How to make career pathing the core of your employer value proposition

Making career pathing part of your EVP will ensure you are helping employees envision and plan for a future with your organization, giving them a reason to join – and stay.

This article is part of a 4-part series on aligning employee career growth opportunities with organizational talent priorities. Check out the other articles here.

Many organizations are focused on solving the talent crisis by looking at what is needed for today. On the other hand, employees are looking at organizations to give them a vision of what their future may look like with the organization if they decide to join. Making career pathing part of your employer value proposition process will ensure that you are helping employees envision and plan for a future with your organization, giving them a reason to join – and stay. 

Today’s workers are motivated to augment their abilities and find professional progress empowering. The pandemic reinforced the need for career growth and clarity, making it essential to place employee career pathing at the center of your employer value proposition. Here are the keys to doing so. 

Provide personalized L&D opportunities and upskilling

Assess your company’s career advancement needs and combine them with personalized training and L&D opportunities that match employees’ aspirations, skills, potential and expertise.

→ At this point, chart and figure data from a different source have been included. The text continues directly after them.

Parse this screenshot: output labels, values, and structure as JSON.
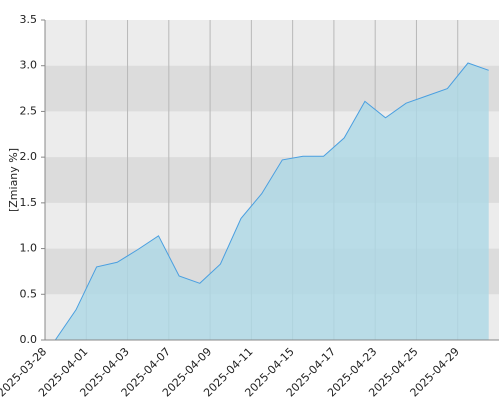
{
  "chart_data": {
    "type": "area",
    "y_label": "[Zmiany %]",
    "categories": [
      "2025-03-28",
      null,
      "2025-04-01",
      null,
      "2025-04-03",
      null,
      "2025-04-07",
      null,
      "2025-04-09",
      null,
      "2025-04-11",
      null,
      "2025-04-15",
      null,
      "2025-04-17",
      null,
      "2025-04-23",
      null,
      "2025-04-25",
      null,
      "2025-04-29",
      null
    ],
    "values": [
      0,
      0.33,
      0.8,
      0.85,
      0.99,
      1.14,
      0.7,
      0.62,
      0.83,
      1.33,
      1.6,
      1.97,
      2.01,
      2.01,
      2.21,
      2.61,
      2.43,
      2.59,
      2.67,
      2.75,
      3.03,
      2.95
    ],
    "color": "#4a9fe0",
    "fill_color": "#add8e6",
    "ylim": [
      0,
      3.5
    ],
    "yticks": [
      {
        "value": 0,
        "label": "0.0"
      },
      0.5,
      {
        "value": 1,
        "label": "1.0"
      },
      1.5,
      {
        "value": 2,
        "label": "2.0"
      },
      2.5,
      {
        "value": 3,
        "label": "3.0"
      },
      3.5
    ],
    "grid": true
  }
}
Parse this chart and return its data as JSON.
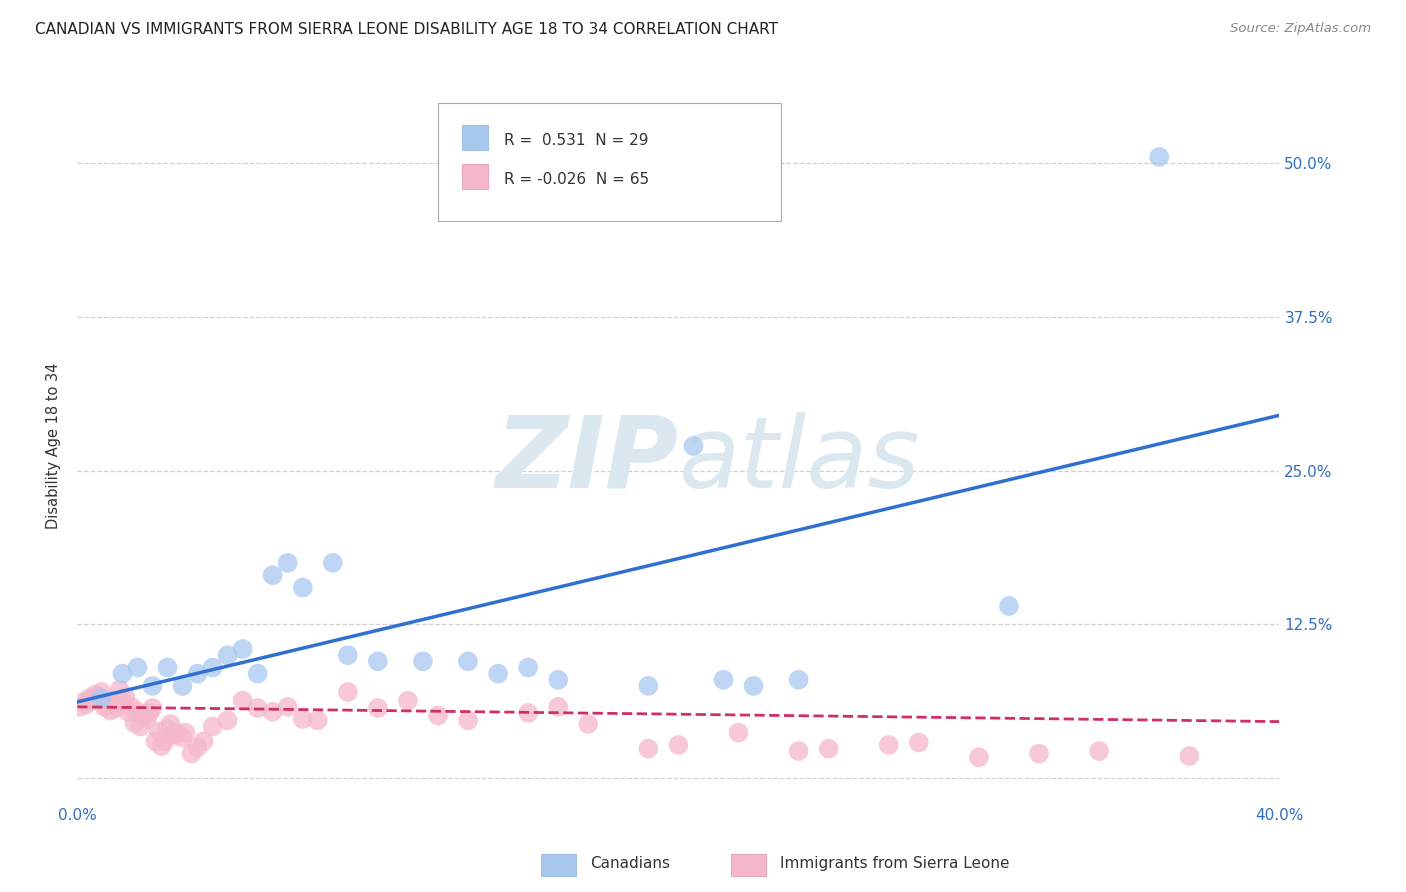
{
  "title": "CANADIAN VS IMMIGRANTS FROM SIERRA LEONE DISABILITY AGE 18 TO 34 CORRELATION CHART",
  "source": "Source: ZipAtlas.com",
  "ylabel": "Disability Age 18 to 34",
  "xlim": [
    0.0,
    0.4
  ],
  "ylim": [
    -0.02,
    0.56
  ],
  "yticks": [
    0.0,
    0.125,
    0.25,
    0.375,
    0.5
  ],
  "ytick_labels": [
    "",
    "12.5%",
    "25.0%",
    "37.5%",
    "50.0%"
  ],
  "xticks": [
    0.0,
    0.1,
    0.2,
    0.3,
    0.4
  ],
  "xtick_labels": [
    "0.0%",
    "",
    "",
    "",
    "40.0%"
  ],
  "canadian_color": "#a8c8f0",
  "sierra_leone_color": "#f5b8cb",
  "canadian_line_color": "#3070d0",
  "sierra_leone_line_color": "#d03060",
  "watermark_color": "#dce8f0",
  "background_color": "#ffffff",
  "grid_color": "#d0d0d0",
  "canadian_scatter_x": [
    0.008,
    0.015,
    0.02,
    0.025,
    0.03,
    0.035,
    0.04,
    0.045,
    0.05,
    0.055,
    0.06,
    0.065,
    0.07,
    0.075,
    0.085,
    0.09,
    0.1,
    0.115,
    0.13,
    0.14,
    0.15,
    0.16,
    0.19,
    0.205,
    0.215,
    0.225,
    0.24,
    0.31,
    0.36
  ],
  "canadian_scatter_y": [
    0.065,
    0.085,
    0.09,
    0.075,
    0.09,
    0.075,
    0.085,
    0.09,
    0.1,
    0.105,
    0.085,
    0.165,
    0.175,
    0.155,
    0.175,
    0.1,
    0.095,
    0.095,
    0.095,
    0.085,
    0.09,
    0.08,
    0.075,
    0.27,
    0.08,
    0.075,
    0.08,
    0.14,
    0.505
  ],
  "sierra_leone_scatter_x": [
    0.001,
    0.002,
    0.003,
    0.004,
    0.005,
    0.006,
    0.007,
    0.008,
    0.009,
    0.01,
    0.011,
    0.012,
    0.013,
    0.014,
    0.015,
    0.016,
    0.017,
    0.018,
    0.019,
    0.02,
    0.021,
    0.022,
    0.023,
    0.024,
    0.025,
    0.026,
    0.027,
    0.028,
    0.029,
    0.03,
    0.031,
    0.032,
    0.033,
    0.035,
    0.036,
    0.038,
    0.04,
    0.042,
    0.045,
    0.05,
    0.055,
    0.06,
    0.065,
    0.07,
    0.075,
    0.08,
    0.09,
    0.1,
    0.11,
    0.12,
    0.13,
    0.15,
    0.16,
    0.17,
    0.19,
    0.2,
    0.22,
    0.24,
    0.25,
    0.27,
    0.28,
    0.3,
    0.32,
    0.34,
    0.37
  ],
  "sierra_leone_scatter_y": [
    0.058,
    0.062,
    0.06,
    0.065,
    0.063,
    0.068,
    0.066,
    0.07,
    0.058,
    0.06,
    0.055,
    0.06,
    0.057,
    0.072,
    0.063,
    0.066,
    0.054,
    0.058,
    0.045,
    0.054,
    0.042,
    0.05,
    0.048,
    0.053,
    0.057,
    0.03,
    0.038,
    0.026,
    0.03,
    0.04,
    0.044,
    0.035,
    0.037,
    0.033,
    0.037,
    0.02,
    0.025,
    0.03,
    0.042,
    0.047,
    0.063,
    0.057,
    0.054,
    0.058,
    0.048,
    0.047,
    0.07,
    0.057,
    0.063,
    0.051,
    0.047,
    0.053,
    0.058,
    0.044,
    0.024,
    0.027,
    0.037,
    0.022,
    0.024,
    0.027,
    0.029,
    0.017,
    0.02,
    0.022,
    0.018
  ],
  "can_line_x0": 0.0,
  "can_line_y0": 0.062,
  "can_line_x1": 0.4,
  "can_line_y1": 0.295,
  "sl_line_x0": 0.0,
  "sl_line_y0": 0.058,
  "sl_line_x1": 0.4,
  "sl_line_y1": 0.046
}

Offer upskilling and reskilling options to encourage people to explore their future in the company in different positions and departments. Unite efforts with your employees in creating career pathway plans, allowing them to visualize their possibilities and the professional direction they could take. Implement solid succession planning mechanisms to help workers imagine themselves in leadership positions and take practical steps to make it happen. 

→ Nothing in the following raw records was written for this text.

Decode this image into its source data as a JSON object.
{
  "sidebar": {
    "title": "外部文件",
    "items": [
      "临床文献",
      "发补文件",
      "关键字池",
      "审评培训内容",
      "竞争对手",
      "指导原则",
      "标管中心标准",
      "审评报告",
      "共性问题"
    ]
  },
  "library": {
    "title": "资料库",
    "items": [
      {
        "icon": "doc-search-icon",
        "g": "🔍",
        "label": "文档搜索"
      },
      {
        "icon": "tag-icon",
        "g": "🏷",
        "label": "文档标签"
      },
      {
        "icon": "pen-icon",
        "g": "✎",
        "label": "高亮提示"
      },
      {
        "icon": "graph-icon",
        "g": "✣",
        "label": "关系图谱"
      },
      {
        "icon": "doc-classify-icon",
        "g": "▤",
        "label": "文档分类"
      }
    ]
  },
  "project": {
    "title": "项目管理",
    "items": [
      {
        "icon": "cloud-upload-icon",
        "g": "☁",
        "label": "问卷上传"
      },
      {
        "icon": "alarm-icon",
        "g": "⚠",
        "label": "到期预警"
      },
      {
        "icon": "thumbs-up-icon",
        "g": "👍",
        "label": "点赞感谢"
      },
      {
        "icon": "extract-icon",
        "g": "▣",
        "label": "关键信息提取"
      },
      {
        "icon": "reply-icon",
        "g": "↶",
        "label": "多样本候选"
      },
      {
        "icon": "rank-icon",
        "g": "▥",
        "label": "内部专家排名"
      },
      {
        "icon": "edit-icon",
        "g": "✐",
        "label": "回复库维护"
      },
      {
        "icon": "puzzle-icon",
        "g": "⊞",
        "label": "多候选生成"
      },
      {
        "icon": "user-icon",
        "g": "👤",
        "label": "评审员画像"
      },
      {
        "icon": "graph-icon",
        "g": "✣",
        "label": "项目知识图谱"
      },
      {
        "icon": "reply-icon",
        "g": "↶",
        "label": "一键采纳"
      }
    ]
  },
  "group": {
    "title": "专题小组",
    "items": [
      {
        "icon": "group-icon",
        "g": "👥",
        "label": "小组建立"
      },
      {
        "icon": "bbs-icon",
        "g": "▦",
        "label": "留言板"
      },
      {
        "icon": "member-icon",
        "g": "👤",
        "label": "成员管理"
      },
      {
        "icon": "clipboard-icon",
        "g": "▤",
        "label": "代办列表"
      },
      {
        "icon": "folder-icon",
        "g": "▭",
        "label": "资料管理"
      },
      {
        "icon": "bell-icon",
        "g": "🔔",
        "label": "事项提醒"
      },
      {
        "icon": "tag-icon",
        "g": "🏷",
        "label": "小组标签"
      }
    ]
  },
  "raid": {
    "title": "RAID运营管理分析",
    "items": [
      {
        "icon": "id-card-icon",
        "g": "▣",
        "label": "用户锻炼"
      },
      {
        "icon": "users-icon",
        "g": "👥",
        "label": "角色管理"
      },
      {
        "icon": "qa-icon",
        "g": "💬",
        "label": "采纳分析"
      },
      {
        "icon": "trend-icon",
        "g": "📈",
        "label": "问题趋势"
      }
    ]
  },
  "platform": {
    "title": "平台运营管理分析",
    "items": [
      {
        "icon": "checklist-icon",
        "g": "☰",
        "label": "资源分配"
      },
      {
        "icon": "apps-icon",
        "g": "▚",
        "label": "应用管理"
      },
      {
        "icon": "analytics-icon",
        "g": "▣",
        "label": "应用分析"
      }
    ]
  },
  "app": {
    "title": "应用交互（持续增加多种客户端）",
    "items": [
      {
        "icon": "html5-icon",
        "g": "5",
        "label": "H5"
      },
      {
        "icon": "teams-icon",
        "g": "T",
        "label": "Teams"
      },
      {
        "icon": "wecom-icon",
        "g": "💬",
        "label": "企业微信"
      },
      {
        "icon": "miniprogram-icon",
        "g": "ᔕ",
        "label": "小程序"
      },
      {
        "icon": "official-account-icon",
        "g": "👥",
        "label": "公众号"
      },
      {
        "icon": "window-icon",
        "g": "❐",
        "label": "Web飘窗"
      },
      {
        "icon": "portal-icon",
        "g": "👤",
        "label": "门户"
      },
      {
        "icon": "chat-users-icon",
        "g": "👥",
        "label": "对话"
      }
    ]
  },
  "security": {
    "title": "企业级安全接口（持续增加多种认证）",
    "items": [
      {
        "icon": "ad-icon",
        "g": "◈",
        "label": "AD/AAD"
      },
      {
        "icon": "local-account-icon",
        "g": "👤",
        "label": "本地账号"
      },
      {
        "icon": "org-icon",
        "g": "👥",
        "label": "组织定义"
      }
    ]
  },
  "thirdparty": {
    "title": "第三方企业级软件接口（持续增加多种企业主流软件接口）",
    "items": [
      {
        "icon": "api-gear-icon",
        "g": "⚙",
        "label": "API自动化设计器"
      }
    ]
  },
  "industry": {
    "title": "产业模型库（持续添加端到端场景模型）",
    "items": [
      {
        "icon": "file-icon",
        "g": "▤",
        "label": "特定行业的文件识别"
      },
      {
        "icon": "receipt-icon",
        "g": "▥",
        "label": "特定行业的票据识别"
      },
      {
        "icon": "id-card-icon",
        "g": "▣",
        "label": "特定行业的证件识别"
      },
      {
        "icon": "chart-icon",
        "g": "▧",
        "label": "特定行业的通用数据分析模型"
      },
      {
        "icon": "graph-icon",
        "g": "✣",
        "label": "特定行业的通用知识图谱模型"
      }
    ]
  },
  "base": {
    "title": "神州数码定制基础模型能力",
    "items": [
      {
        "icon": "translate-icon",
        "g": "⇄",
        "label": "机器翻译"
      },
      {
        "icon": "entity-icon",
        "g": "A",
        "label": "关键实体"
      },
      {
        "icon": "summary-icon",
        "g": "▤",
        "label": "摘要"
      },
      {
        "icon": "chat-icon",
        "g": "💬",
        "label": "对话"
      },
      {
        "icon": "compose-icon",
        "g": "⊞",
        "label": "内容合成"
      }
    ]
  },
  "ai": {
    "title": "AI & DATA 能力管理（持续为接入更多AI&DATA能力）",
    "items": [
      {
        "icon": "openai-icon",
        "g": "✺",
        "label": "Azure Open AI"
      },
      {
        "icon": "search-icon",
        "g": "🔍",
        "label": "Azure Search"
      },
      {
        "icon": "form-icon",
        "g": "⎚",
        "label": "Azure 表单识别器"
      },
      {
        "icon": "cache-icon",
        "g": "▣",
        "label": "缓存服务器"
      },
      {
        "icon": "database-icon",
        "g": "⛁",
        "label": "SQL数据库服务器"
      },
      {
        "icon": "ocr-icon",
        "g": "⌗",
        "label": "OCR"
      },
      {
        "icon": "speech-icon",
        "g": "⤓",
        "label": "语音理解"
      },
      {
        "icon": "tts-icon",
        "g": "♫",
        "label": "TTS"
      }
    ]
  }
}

Prioritize experience-based learning

Leverage hands-on employee training instead of solely relying on theoretical concepts and e-learning. Encourage employees to perform novel tasks and take on exciting projects, similar to stretch assignments which place them in a realistic setting and give them an idea of how it would be to work in a specific role or position. 

Align career pathing with your strategic goals

One of the best methods to foster a sustainable workplace and staff success is to tie employee career pathing into your overall strategic objectives. That will also help you bind career pathing and your EVP, ensuring consistency and effectiveness. Analyze your organizational goals, needs, strengths and bottlenecks to develop L&D programs and professional pathways that don’t contradict them. As a result, every initiative and strategy will have a purpose and employees’ development will be meaningful and relevant to your company’s continuity. Check out Agile Career Paths for Dynamic Organizations for more insight into establishing career paths.

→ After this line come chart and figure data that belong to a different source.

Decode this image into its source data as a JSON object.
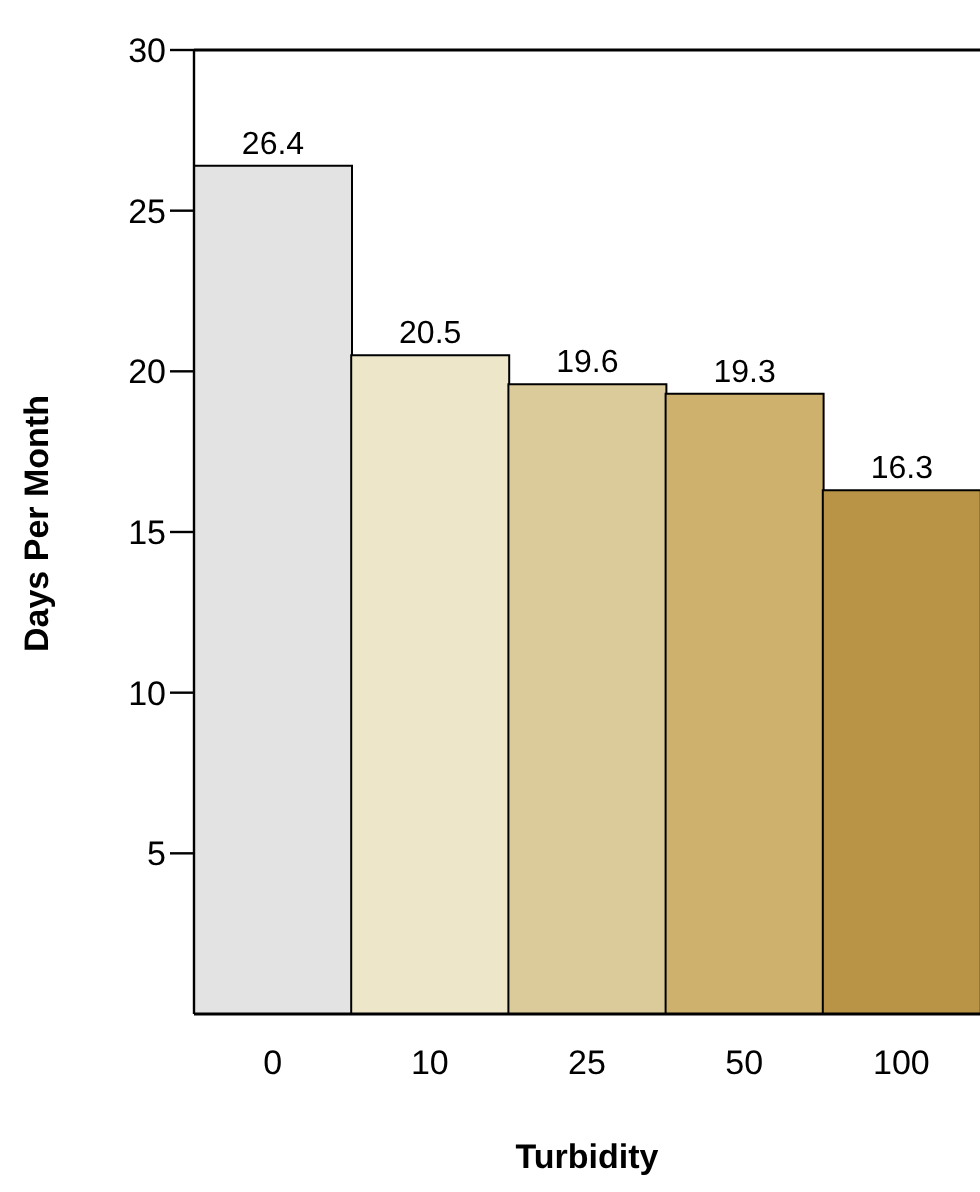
{
  "chart_data": {
    "type": "bar",
    "xlabel": "Turbidity",
    "ylabel": "Days Per Month",
    "categories": [
      "0",
      "10",
      "25",
      "50",
      "100"
    ],
    "values": [
      26.4,
      20.5,
      19.6,
      19.3,
      16.3
    ],
    "colors": [
      "#e3e3e3",
      "#ede6c9",
      "#dccb9a",
      "#cfb16e",
      "#b99447"
    ],
    "ylim": [
      0,
      30
    ],
    "yticks": [
      5,
      10,
      15,
      20,
      25,
      30
    ],
    "data_labels": true,
    "grid": false,
    "legend": false
  }
}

Start helpful career conversations

Have open and constructive conversations with your employees about their career goals, ambitions and affinities. Help them pinpoint what aids their development and growth. Offer helpful advice and platforms to learn and adopt new skills. Be honest and ensure they have realistic and tangible objectives that align with your company’s opportunities and targets. 

Offer mentoring and coaching

Mentors and coaches drive career pathing by helping to identify L&D program objectives, high-potential workers and skills gaps. They can support employees in finding their place in a company, setting up the future, leveraging their strengths and addressing their weaknesses. Coaching and mentoring can increase workers’ sense of belonging and security, as they can always turn to these professionals for help and advice. Conversely, mentors offer guidance in laying out career mapping and helping people find suitable roles, programs and tools.